05.07.2012 um 18:40 Uhr
Mit dem Nachtzug nach Kiew (1)
Eigentlich sollte unser Nachtzug mit Ziel Kiew bereits um 21.50 Uhr auf Gleis 11 am Berliner Hauptbahnhof ein- und losfahren. Doch daraus wurde leider nichts. Statt es sich bereits gegen Mitternacht in den Liegesesseln gemütlich zu machen, musste der harte Bahnhofsboden herhalten. Immer wieder ließen Lautsprecherdurchsagen unsere fußballbegeisterte Reisetruppe aufhorchen. Doch statt einer Ankündigung, dass der Zug endlich kommt, wurden wir mit Wartezeit abgestraft. Erst eine, dann zwei, dann fünf Stunden.
Einige warfen bereits früh die Flinte ins Korn und verabschiedeten sich genervt von dem Gedanken eines Stadionbesuchs. Stellenweise waren wir die einzigen Passagiere auf dem Gleis. Schwierig war nicht nur der harte Boden: Auch die Biervorräte gingen so langsam aus. Mit Schuld daran war ein polnischer Greis, der sich mit unvergleichbarem Charme das ein oder andere Bier erschlich. Auf dem Nachbargleis kam – ebenfalls mit Verspätung – der Zug aus Warschau an. Heraus sprangen singende Deutschlandanhänger, die unsere Elf im Halbfinale gegen Italien leider erfolglos nach vorne gepeitscht hatten. Der angeblich „modernste Bahnhof der Welt" bot dem Reisenden nach Mitternacht nicht einmal mehr seine DB-Lounge an. Stattdessen versuchten die Angestellten es mit Verzehrgutscheinen im Wert von 6x2 Euro. Sehr brauchbar, wenn bereits sämtliche Imbisse und Kneipen im Hauptbahnhof geschlossen hatten. Nach einiger Zeit sprach sich der Grund der Verspätung zu uns durch: Das ukrainische Pendant zur Deutschen Bahn hat in freudiger Erwartung einer Riesenanzahl an deutschen Fans zwölf weitere, uralte Waggons an die Lok gehängt, welche von der Deutschen Bahn-Aufsicht für untauglich erklärt wurden. Sprich: Erst wenn die Waggons abgehängt werden, wird der Zug nach Kiew zugelassen. Wird die Bahn uns tatsächlich die Reise nach Kiew verwehren?

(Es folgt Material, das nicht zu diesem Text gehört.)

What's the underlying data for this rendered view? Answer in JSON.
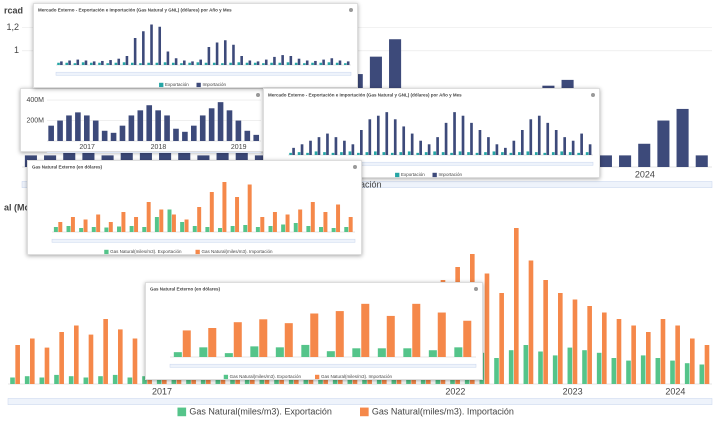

Nach 5 Stunden und 40 Minuten fuhr endlich der D-Zug nach Kiew ein. Leider ohne die zwölf Extrawaggons und somit auch ohne den Schlafwagen, den wir gebucht hatten. Doch statt sich dem Schicksal zu fügen und bedröppelt die Heimreise anzutreten, huschten wir einfach an der nur Ukrainisch sprechenden Schaffnerin vorbei und sicherten uns ein Abteil. Glücklicherweise war es unbesetzt – so konnten wir uns, auch ohne das nötige Extrakleingeld einen Platz verschaffen. Was für ein Chaos hätte wohl geherrscht, wenn Deutschland ins Finale gestürmt und eine Unmenge an Fans auf diesen Zug angewiesen wären? In den Abteilen herrschte nur Platz für drei Personen. Auf den Gängen war ein Nächtigen beinahe unmöglich: Kaum ein Rollkoffer konnte problemlos durch sie hindurch gezogen werden. Ich klemmte mich zwischen Gepäckablage und oberstes Stockbett. Ich hatte zirka dreißig Zentimeter zur Decke und wenn es hoch kommt anderthalb Meter zum Ausstrecken. Bei 1,89 Meter Körpergröße gar nicht so einfach. Trotz der Halbfinalniederlage wollten sich auch andere Deutsche das Spektakel „Endspiel" nicht nehmen lassen. Einige machten statt Deutschland anzufeuern einfach zwei Wochen Urlaub in Kiew, andere präsentierten ihre rosa Schalke-Jerseys auf der Kiewer Fanmeile.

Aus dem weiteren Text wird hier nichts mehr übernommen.